Namun, belakangan ini banyak pihak mempertanyakan kesejatiannya, bahkan predikat Geopark Toba yang disematkan UNESCO 7 Juli 2020, sangat mungkin terbuka bisa dicabut kembali. Lalu apa yang menjadi persoalan?
Harus diakui, kini Geopark Toba mengalami perapuhan nilai-nilai ekosistem, bersamaan ditetapkannya Danau Toba sebagai destinasi wisata superprioritas. Pengembangan wisata ini diklaim warga terbatas dan tetap mengedepankan aspek konservasi dan pembangunan ramah lingkungan. Banyak indikasi yang memperkuat sinyalemen tersebut. Mari kita flashback sejenak. Di awal penciptaan Lagu “O Tao Toba Nauli” terlihat hubungan yang sangat karib terjalin antara manusia dengan alam.

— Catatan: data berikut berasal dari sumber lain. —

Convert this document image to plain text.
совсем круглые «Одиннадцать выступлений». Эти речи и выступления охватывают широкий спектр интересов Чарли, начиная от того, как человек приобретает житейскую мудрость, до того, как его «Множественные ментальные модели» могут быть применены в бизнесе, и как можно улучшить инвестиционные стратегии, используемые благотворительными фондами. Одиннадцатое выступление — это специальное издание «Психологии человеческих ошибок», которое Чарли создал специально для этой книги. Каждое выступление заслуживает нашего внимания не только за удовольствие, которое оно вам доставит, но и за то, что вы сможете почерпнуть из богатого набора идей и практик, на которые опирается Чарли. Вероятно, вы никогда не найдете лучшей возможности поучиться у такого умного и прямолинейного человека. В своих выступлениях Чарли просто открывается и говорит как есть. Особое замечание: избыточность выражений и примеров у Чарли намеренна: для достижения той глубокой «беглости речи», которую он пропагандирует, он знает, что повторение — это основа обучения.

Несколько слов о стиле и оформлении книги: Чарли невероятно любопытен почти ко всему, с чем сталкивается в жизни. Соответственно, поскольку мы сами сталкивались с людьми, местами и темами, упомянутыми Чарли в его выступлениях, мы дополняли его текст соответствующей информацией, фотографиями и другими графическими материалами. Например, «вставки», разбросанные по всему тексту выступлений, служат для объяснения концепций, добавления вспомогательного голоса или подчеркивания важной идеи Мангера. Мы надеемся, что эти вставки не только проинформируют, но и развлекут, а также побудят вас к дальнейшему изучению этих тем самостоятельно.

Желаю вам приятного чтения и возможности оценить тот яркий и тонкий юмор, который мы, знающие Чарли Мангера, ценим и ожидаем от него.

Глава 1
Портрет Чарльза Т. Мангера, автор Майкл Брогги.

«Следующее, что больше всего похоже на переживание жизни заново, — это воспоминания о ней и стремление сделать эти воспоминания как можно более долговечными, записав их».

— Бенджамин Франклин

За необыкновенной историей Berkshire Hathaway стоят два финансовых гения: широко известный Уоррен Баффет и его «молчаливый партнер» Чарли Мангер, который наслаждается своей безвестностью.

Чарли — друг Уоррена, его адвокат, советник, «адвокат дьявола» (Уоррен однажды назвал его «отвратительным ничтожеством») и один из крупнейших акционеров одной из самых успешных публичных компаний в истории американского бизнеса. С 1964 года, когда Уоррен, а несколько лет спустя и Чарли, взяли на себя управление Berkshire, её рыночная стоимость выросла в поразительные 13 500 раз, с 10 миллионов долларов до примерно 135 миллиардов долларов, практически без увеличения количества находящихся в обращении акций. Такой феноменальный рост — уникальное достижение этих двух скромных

Tetapi hari ini lagu “O Tao Toba Nauli” jika diperdengarkan tidak lagi sebatas produk seni musik semata, tetapi sudah menjadi katalisator mimpi masyarakat Kawasan Danau Toba (KDT) tentang “keseimbangan baru” dalam perspektif kawasan yang indah dan lestari. Sekaligus yang mampu mengendalikan penurunan emisi karbon terintegrasi dengan kebersihan lingkungan dan pengelolaan sampah.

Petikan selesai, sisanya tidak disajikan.